Wholesale price increases have been driven by low gas stocks in Europe following prolonged cold weather last winter. Lower supplies from Russia and tough competition for shipments of liquefied natural gas (LNG) from Asia has limited the rebuilding of stocks in storage facilities over the summer.
This has had a knock-on effect on power prices, particularly in markets such as the UK that remain heavily reliant on gas for electricity generation. Low wind speeds and outages at some power stations and the fire this week that damaged Britain’s main subsea electricity cable with France, have also pushed up prices.

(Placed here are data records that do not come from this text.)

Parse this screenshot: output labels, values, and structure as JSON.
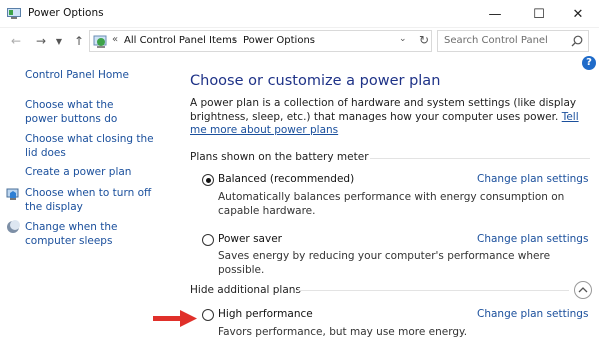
{
  "window": {
    "title": "Power Options",
    "minimize_glyph": "—",
    "maximize_glyph": "☐",
    "close_glyph": "✕"
  },
  "nav": {
    "back_icon": "arrow-left-icon",
    "forward_icon": "arrow-right-icon",
    "history_icon": "chevron-down-icon",
    "up_icon": "arrow-up-icon",
    "address": {
      "overflow": "«",
      "crumbs": [
        "All Control Panel Items",
        "Power Options"
      ],
      "separator": "›"
    },
    "refresh_icon": "refresh-icon",
    "search": {
      "placeholder": "Search Control Panel"
    }
  },
  "help": {
    "label": "?"
  },
  "sidebar": {
    "items": [
      {
        "label": "Control Panel Home"
      },
      {
        "label": "Choose what the power buttons do"
      },
      {
        "label": "Choose what closing the lid does"
      },
      {
        "label": "Create a power plan"
      },
      {
        "label": "Choose when to turn off the display",
        "icon": "monitor-shield-icon"
      },
      {
        "label": "Change when the computer sleeps",
        "icon": "moon-icon"
      }
    ]
  },
  "main": {
    "title": "Choose or customize a power plan",
    "description": "A power plan is a collection of hardware and system settings (like display brightness, sleep, etc.) that manages how your computer uses power.",
    "description_link": "Tell me more about power plans",
    "section_battery": "Plans shown on the battery meter",
    "section_hidden": "Hide additional plans",
    "plans": [
      {
        "name": "Balanced (recommended)",
        "description": "Automatically balances performance with energy consumption on capable hardware.",
        "link": "Change plan settings",
        "selected": true
      },
      {
        "name": "Power saver",
        "description": "Saves energy by reducing your computer's performance where possible.",
        "link": "Change plan settings",
        "selected": false
      },
      {
        "name": "High performance",
        "description": "Favors performance, but may use more energy.",
        "link": "Change plan settings",
        "selected": false
      }
    ]
  },
  "colors": {
    "accent_red": "#e0302a",
    "link_blue": "#1a4f9c",
    "title_blue": "#1e3287"
  }
}
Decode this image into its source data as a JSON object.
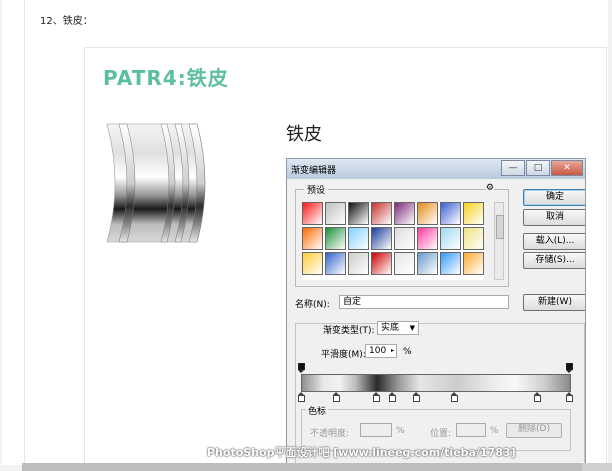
{
  "document": {
    "caption": "12、铁皮：",
    "slide_title": "PATR4:铁皮",
    "heading": "铁皮"
  },
  "dialog": {
    "title": "渐变编辑器",
    "window_buttons": [
      "—",
      "□",
      "✕"
    ],
    "preset_label": "预设",
    "preset_menu_icon": "gear-icon",
    "buttons": {
      "ok": "确定",
      "cancel": "取消",
      "load": "载入(L)...",
      "save": "存储(S)...",
      "new": "新建(W)"
    },
    "name_label": "名称(N):",
    "name_value": "自定",
    "gradient_type_label": "渐变类型(T):",
    "gradient_type_value": "实底",
    "smoothness_label": "平滑度(M):",
    "smoothness_value": "100",
    "smoothness_unit": "%",
    "color_stops_label": "色标",
    "opacity_label": "不透明度:",
    "opacity_unit": "%",
    "location_label": "位置:",
    "location_unit": "%",
    "delete_label": "删除(D)",
    "swatch_colors": [
      "#ff1a1a",
      "#bfbfbf",
      "#111111",
      "#c4302b",
      "#7b2a7a",
      "#e58a1a",
      "#3a5fd4",
      "#f4d21a",
      "#ff6a00",
      "#1e8f3a",
      "#7fd1ff",
      "#1a3a9a",
      "#dcdcdc",
      "#ff3aa0",
      "#a0d8f0",
      "#f0e080",
      "#ffcc33",
      "#3366cc",
      "#cccccc",
      "#cc0000",
      "#e6e6e6",
      "#6699cc",
      "#3399ff",
      "#ffaa33"
    ],
    "color_stop_positions": [
      0,
      13,
      28,
      34,
      43,
      57,
      88,
      100
    ],
    "opacity_stop_positions": [
      0,
      100
    ]
  },
  "watermark": "PhotoShop平面设计吧  [www.lineeg.com/tieba/1783]"
}
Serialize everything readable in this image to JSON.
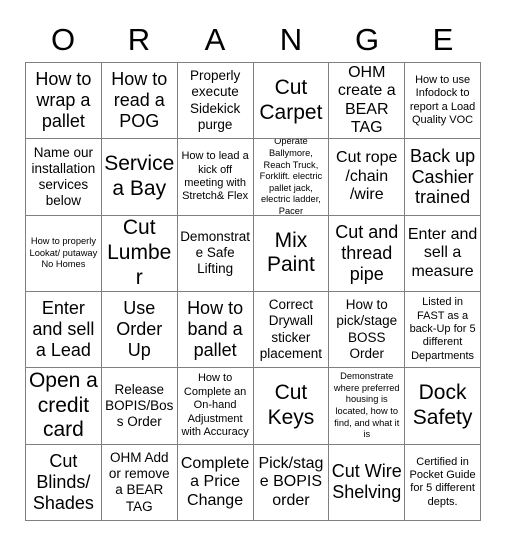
{
  "card": {
    "header_letters": [
      "O",
      "R",
      "A",
      "N",
      "G",
      "E"
    ],
    "grid_columns": 6,
    "grid_rows": 6,
    "border_color": "#808080",
    "text_color": "#000000",
    "background_color": "#ffffff",
    "cells": [
      [
        {
          "text": "How to wrap a pallet",
          "size": "xl"
        },
        {
          "text": "How to read a POG",
          "size": "xl"
        },
        {
          "text": "Properly execute Sidekick purge",
          "size": "md"
        },
        {
          "text": "Cut Carpet",
          "size": "xxl"
        },
        {
          "text": "OHM create a BEAR TAG",
          "size": "lg"
        },
        {
          "text": "How to use Infodock to report a Load Quality VOC",
          "size": "sm"
        }
      ],
      [
        {
          "text": "Name our installation services below",
          "size": "md"
        },
        {
          "text": "Service a Bay",
          "size": "xxl"
        },
        {
          "text": "How to lead a kick off meeting with Stretch& Flex",
          "size": "sm"
        },
        {
          "text": "Operate Ballymore, Reach Truck, Forklift. electric pallet jack, electric ladder, Pacer",
          "size": "xs"
        },
        {
          "text": "Cut rope /chain /wire",
          "size": "lg"
        },
        {
          "text": "Back up Cashier trained",
          "size": "xl"
        }
      ],
      [
        {
          "text": "How to properly Lookat/ putaway No Homes",
          "size": "xs"
        },
        {
          "text": "Cut Lumber",
          "size": "xxl"
        },
        {
          "text": "Demonstrate Safe Lifting",
          "size": "md"
        },
        {
          "text": "Mix Paint",
          "size": "xxl"
        },
        {
          "text": "Cut and thread pipe",
          "size": "xl"
        },
        {
          "text": "Enter and sell a measure",
          "size": "lg"
        }
      ],
      [
        {
          "text": "Enter and sell a Lead",
          "size": "xl"
        },
        {
          "text": "Use Order Up",
          "size": "xl"
        },
        {
          "text": "How to band a pallet",
          "size": "xl"
        },
        {
          "text": "Correct Drywall sticker placement",
          "size": "md"
        },
        {
          "text": "How to pick/stage BOSS Order",
          "size": "md"
        },
        {
          "text": "Listed in FAST as a back-Up for 5 different Departments",
          "size": "sm"
        }
      ],
      [
        {
          "text": "Open a credit card",
          "size": "xxl"
        },
        {
          "text": "Release BOPIS/Boss Order",
          "size": "md"
        },
        {
          "text": "How to Complete an On-hand Adjustment with Accuracy",
          "size": "sm"
        },
        {
          "text": "Cut Keys",
          "size": "xxl"
        },
        {
          "text": "Demonstrate where preferred housing is located, how to find, and what it is",
          "size": "xs"
        },
        {
          "text": "Dock Safety",
          "size": "xxl"
        }
      ],
      [
        {
          "text": "Cut Blinds/ Shades",
          "size": "xl"
        },
        {
          "text": "OHM Add or remove a BEAR TAG",
          "size": "md"
        },
        {
          "text": "Complete a Price Change",
          "size": "lg"
        },
        {
          "text": "Pick/stage BOPIS order",
          "size": "lg"
        },
        {
          "text": "Cut Wire Shelving",
          "size": "xl"
        },
        {
          "text": "Certified in Pocket Guide for 5 different depts.",
          "size": "sm"
        }
      ]
    ]
  }
}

Energy companies and environmentalists have long questioned why environmental and social policy costs are put on electricity bills rather than gas bills, where the equivalent levy is just 2.5 per cent.
They point out that the government is encouraging households to use more electricity in its push to cut emissions by adopting low carbon technologies such as electric vehicles and heat pumps.
Lewis said in the longer-term ministers should introduce a carbon tax on gas. He also urged the government to tackle the energy efficiency of UK homes, which are among the leakiest in Europe.
The UK government did not directly respond to Lewis’s call but insisted the price caps would “protect millions of customers this winter from sudden increases in global gas prices”, given they are reviewed only every six months. Around 2.2m low income households would receive a £140 discount on their bills via a scheme known as the Warm Home Discount, it added.